Configure Microsoft enhanced client or proxy (ECP) in EAA and view the ECP URL in the EAA metadata.

Before you begin

Learn more about SAML IdP with Microsoft enhanced client or proxy.

Complete this procedure to configure Microsoft enhanced client or proxy (ECP) in EAA and view the ECP URL in the EAA metadata.

How to

  1. Configure federation for the domain. Connect to Microsoft online services server and run a typical command to federate a session.
  2. Pass the Enhanced Client or Proxy (ECP) URL to the Active Log On URL. For example, https://<IDP-FQDN>/saml/idp/ecp.

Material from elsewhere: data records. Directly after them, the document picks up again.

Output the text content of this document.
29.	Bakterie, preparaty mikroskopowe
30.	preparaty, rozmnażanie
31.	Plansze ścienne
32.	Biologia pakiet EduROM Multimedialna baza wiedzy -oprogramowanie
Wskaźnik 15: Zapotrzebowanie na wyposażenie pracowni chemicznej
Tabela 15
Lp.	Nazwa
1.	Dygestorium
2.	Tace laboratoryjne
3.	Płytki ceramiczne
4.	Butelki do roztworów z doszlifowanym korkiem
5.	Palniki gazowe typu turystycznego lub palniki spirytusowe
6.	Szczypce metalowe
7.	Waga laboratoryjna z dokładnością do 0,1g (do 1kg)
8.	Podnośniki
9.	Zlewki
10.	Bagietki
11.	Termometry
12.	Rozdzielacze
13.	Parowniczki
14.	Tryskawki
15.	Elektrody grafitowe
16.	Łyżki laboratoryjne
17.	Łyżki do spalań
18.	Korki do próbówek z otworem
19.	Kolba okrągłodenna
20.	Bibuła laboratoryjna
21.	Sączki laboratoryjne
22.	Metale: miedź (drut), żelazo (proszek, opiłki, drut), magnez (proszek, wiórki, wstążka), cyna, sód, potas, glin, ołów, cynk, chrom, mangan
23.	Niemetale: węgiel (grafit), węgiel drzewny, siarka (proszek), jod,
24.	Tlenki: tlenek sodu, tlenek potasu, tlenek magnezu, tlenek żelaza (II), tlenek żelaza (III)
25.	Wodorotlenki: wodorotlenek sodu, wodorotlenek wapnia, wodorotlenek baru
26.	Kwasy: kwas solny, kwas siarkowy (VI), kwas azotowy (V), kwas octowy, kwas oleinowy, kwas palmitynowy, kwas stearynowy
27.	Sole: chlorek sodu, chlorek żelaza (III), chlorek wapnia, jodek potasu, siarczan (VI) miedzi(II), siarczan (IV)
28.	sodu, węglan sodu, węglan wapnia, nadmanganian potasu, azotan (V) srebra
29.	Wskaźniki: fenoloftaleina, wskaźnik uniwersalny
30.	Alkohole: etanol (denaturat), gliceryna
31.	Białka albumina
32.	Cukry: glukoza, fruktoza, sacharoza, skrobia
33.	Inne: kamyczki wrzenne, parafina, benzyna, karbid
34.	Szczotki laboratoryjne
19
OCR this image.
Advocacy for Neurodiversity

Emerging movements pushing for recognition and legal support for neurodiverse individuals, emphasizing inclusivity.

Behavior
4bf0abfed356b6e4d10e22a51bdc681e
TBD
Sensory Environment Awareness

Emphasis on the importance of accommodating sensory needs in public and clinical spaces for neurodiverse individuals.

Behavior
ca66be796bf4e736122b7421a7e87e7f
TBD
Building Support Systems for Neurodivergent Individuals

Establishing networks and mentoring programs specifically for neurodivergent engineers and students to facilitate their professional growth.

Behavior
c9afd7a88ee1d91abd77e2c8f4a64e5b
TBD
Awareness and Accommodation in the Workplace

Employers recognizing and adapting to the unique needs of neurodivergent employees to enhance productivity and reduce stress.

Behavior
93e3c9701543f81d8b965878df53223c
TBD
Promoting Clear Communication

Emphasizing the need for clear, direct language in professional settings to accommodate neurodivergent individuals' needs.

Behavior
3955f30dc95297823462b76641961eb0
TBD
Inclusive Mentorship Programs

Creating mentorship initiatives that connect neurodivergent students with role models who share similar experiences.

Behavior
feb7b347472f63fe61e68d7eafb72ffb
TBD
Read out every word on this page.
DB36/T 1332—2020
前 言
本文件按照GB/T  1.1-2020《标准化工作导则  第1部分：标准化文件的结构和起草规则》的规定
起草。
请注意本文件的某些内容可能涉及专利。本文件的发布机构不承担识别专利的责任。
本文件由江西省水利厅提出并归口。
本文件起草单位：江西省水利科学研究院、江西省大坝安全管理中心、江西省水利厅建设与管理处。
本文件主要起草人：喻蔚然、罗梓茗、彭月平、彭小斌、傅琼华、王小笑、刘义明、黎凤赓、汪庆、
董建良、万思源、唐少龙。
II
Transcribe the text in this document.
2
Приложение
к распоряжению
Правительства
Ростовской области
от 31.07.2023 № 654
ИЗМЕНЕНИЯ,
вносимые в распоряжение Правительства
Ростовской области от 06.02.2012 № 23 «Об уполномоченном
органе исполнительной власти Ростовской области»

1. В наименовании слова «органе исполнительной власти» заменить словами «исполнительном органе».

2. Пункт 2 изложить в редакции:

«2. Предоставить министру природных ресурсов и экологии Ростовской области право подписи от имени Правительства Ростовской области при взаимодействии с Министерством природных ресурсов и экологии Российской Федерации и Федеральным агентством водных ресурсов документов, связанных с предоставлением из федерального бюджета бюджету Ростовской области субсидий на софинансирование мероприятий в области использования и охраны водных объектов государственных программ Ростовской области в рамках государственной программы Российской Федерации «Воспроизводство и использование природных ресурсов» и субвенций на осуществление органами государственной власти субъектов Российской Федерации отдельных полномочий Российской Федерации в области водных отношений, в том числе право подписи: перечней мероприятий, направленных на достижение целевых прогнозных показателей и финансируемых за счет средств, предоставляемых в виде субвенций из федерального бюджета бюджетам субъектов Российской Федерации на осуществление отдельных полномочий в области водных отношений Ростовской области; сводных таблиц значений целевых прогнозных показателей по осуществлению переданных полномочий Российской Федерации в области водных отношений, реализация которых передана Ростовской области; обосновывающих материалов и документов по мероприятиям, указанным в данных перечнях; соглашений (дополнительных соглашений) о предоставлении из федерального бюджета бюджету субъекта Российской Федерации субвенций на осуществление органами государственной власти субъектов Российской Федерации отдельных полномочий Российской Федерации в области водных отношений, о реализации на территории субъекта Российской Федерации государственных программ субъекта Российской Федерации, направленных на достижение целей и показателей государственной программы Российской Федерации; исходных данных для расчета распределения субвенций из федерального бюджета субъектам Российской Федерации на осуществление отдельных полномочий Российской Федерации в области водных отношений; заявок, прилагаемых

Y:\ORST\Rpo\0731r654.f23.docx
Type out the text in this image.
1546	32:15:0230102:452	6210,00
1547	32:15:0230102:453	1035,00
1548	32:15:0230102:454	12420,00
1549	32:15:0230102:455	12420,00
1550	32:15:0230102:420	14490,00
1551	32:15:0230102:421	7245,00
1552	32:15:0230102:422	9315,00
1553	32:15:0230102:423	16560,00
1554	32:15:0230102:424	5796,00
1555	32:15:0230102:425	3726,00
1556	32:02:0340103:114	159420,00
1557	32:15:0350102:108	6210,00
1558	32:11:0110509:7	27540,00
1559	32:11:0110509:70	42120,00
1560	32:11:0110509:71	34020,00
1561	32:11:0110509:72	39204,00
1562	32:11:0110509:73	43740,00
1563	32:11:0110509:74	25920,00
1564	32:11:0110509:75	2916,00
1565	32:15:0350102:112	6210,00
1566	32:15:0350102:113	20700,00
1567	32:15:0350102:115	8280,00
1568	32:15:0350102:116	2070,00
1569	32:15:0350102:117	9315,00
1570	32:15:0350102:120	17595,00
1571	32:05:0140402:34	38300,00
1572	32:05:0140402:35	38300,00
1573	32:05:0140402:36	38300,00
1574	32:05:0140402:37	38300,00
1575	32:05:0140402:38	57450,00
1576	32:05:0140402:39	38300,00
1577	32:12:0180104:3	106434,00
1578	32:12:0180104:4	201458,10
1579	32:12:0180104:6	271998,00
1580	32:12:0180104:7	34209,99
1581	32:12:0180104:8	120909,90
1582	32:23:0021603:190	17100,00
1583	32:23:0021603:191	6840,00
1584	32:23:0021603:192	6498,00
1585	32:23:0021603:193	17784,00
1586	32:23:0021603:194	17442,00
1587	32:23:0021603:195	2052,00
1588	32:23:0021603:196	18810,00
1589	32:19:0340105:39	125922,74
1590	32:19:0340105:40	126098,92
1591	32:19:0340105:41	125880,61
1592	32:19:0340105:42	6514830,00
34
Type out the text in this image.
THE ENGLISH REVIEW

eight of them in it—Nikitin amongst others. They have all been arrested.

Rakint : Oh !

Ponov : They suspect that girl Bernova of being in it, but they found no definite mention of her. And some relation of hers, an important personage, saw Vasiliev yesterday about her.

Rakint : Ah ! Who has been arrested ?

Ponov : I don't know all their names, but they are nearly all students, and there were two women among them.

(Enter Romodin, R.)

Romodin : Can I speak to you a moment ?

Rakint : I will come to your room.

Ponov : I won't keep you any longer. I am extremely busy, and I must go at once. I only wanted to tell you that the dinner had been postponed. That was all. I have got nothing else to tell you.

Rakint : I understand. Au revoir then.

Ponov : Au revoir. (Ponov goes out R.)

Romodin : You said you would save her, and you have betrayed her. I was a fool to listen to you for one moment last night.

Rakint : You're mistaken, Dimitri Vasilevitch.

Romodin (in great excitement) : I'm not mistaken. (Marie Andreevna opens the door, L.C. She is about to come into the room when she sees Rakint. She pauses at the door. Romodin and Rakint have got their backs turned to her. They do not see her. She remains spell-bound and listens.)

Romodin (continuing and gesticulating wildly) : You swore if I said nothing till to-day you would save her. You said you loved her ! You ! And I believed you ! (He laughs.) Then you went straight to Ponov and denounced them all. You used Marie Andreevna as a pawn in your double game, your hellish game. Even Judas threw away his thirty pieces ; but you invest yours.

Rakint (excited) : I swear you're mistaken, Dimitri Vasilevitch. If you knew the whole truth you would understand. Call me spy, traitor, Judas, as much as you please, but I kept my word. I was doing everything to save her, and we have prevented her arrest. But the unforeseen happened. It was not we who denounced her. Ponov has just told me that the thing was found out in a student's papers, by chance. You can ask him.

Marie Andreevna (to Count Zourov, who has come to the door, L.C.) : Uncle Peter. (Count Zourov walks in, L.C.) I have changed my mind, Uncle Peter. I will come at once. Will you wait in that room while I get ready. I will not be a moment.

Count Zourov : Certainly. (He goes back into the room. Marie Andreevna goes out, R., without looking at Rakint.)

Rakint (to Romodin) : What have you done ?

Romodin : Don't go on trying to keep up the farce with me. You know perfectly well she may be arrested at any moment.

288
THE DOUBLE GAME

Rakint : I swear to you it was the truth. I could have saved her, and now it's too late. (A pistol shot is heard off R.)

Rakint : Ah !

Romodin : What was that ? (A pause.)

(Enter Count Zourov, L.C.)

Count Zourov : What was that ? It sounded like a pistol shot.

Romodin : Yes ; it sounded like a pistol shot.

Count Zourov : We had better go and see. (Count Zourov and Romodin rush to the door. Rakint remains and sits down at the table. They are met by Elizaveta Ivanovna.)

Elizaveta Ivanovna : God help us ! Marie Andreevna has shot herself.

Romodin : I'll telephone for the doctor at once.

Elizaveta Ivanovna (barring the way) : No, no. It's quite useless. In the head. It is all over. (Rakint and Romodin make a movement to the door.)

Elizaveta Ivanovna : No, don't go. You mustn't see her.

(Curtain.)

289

To do so, run a command in the Microsoft online services and to get the ECP URL for the Active Log on URL.
    Microsoft online services command window
    Microsoft online services command window with ActiveLogOnURL
  3. Log in to Enterprise Application Access Management Portal.
  4. From the top menu bar, click Applications.
  5. Locate the application you want to configure ECP for.
  6. Click the Settings (gear) icon > SAML settings > ECP settings.
  7. Select Enable ECP.
  8. For Microsoft Office 365 configurations, select Sign only assertions.
    Note: For Microsoft Office 365 configurations, do not select Sign assertions and response envelope. Microsoft Office 365 will only work with Sign only assertions.
    ECP settings
  9. Click Save and go to deployment.

    The application status changes to Ready for deployment. Click Click to deploy application.

  10. When finished, click Done.
  11. EAA adds the ECP URL to the metadata. To view the ECP URL in the metadata, return to the application card and click the Settings (gear) icon > SAML settings > Metadata > View.

Next steps

Deploy the application for the changes to go into effect.